Intercalary meristems revisited: from anatomical regions to cell-resolved fate systems

Intercalary meristems (IcMs) are key drivers of internode elongation in the Poaceae and play a central role in shaping plant architecture, biomass accumulation, and mechanical strength. Despite their long-recognized biological and agronomic importance, IcMs have remained among the least clearly defined meristematic systems in plants. Historically, IcMs have been characterized primarily as anatomically inferred growth regions, defined by clusters of short columnar cells scattered throughout the nodal region, rather than as organized cellular systems^[1]. This region-based perspective has limited the ability to resolve IcM cell identity, spatial organization, and developmental trajectories, which has left fundamental questions about IcM function and regulation unresolved for decades.

Recent advances in single-cell and spatial transcriptomic technologies have transformed plant developmental biology by enabling direct interrogation of cellular heterogeneity and spatial gene expression patterns^[2]. However, applying these approaches to IcMs has proven particularly challenging. IcM cells are short-lived, deeply embedded within differentiated tissues, and rapidly transition from proliferation to elongation, rendering bulk transcriptomic analyses insufficient for resolving these features^[3]. Overcoming these limitations requires approaches capable of resolving both cellular identity and spatial context at high resolution.

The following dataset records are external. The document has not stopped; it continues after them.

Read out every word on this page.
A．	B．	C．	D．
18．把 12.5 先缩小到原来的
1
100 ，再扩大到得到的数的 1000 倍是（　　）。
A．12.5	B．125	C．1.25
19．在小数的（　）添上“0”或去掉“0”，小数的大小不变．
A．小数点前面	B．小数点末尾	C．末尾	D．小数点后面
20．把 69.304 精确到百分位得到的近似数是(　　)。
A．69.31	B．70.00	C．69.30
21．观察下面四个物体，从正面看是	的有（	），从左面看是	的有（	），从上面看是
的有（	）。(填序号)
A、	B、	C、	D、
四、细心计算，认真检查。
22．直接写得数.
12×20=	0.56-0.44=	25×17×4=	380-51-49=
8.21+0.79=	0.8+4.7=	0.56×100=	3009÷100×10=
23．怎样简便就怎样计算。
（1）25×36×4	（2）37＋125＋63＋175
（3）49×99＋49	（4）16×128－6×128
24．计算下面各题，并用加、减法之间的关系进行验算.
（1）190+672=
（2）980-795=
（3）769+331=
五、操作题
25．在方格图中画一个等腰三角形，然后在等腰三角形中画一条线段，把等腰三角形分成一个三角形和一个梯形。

In this context, the recent study by Qin et al., published as a cover article in PNAS, represents a significant conceptual advance by demonstrating that IcMs can be resolved into discrete, spatially anchored cell populations with defined molecular identities and developmental trajectories. This work reframes IcMs from anatomically inferred growth regions to molecularly defined cellular systems, providing a new conceptual basis for understanding IcM organization and function^[4]. By integrating single-nucleus RNA sequencing, spatial transcriptomics, high-resolution anatomical atlases, and functional validation, the authors establish a comprehensive framework that links transcriptional state, spatial localization, and developmental progression. Rather than treating IcMs as morphologically inferred regions, this work explicitly defines IcM-associated cell populations based on convergent molecular and anatomical evidence. These include highly proliferative short columnar cells and the stem-like IcM1 subpopulation. The reconstruction of developmental trajectories reveals that IcMs comprise multiple subpopulations with distinct fate biases, while functional validation of the WOX2 homolog clrGene008562 establishes a mechanistic link between conserved stem cell regulators and IcM-specific functions.

The choice of Moso bamboo is particularly strategic. Unlike rice and maize, where IcM activity is transient and spatially restricted, Moso bamboo exhibits extraordinary daily growth rates (up to 114.5 cm), an overall rapid growth stage spanning 45−60 d, and large culm diameters (8 to 20 cm) that facilitate precise tissue sampling and multiomics profiling. These attributes enable systematic dissection of developmental transitions that would be technically unfeasible in other systems.

Together, these findings motivate a broader conceptual redefinition of intercalary meristems. IcMs should be viewed not as anatomically defined growth regions but as spatially embedded, cell-resolved fate systems, in which discrete cell populations are organized along developmental continua and dynamically regulated over time. This shift parallels recent advances in bamboo genomics that have transformed Moso bamboo into a genomically tractable system. The availability of a chromosome-level reference genome has provided an essential foundation for accurate transcriptomic mapping and integrative analyses^[5], enabling cell-resolved developmental studies, such as that of Qin et al. These genomic resources form the foundation for cell-resolved developmental studies such as that of Qin et al. enable comparative analyses across developmental stages and species.

Despite these advances, important challenges remain. Critical questions include the following: Do other grasses possess analogous stem-like IcM subpopulations? How do hormonal gradients translate across species with divergent IcM architectures? Can lineage tracing technologies validate the predicted developmental trajectories? It is worth noting that while Qin et al. identified IcM characteristics in the basal 0.5 cm of the internode, traditional sampling methods often preserve the node-internode transition zone to avoid tissue loss. Whether more primitive or distinct IcM subpopulations reside in this transition zone remains an open question for future validation. Future studies integrating comparative genomics, lineage tracing, and targeted perturbations will be essential to assess the universality and evolutionary origins of cell-resolved IcM organization. Additionally, extending this framework to investigate how environmental signals modulate IcM activity at single-cell resolution represents a promising avenue for understanding phenotypic plasticity in grass architecture.

Ultimately, the transition from anatomical descriptions to cell-resolved fate systems marks a clear paradigm shift in IcM research. This conceptual advance establishes a foundation for future studies of internode elongation and provides a framework for dissecting other elusive, transient meristematic systems in plants. By demonstrating that spatially embedded, transcriptionally dynamic cell populations can be systematically resolved even in deeply embedded meristematic zones, this work sets a methodological standard for future investigations across diverse plant systems.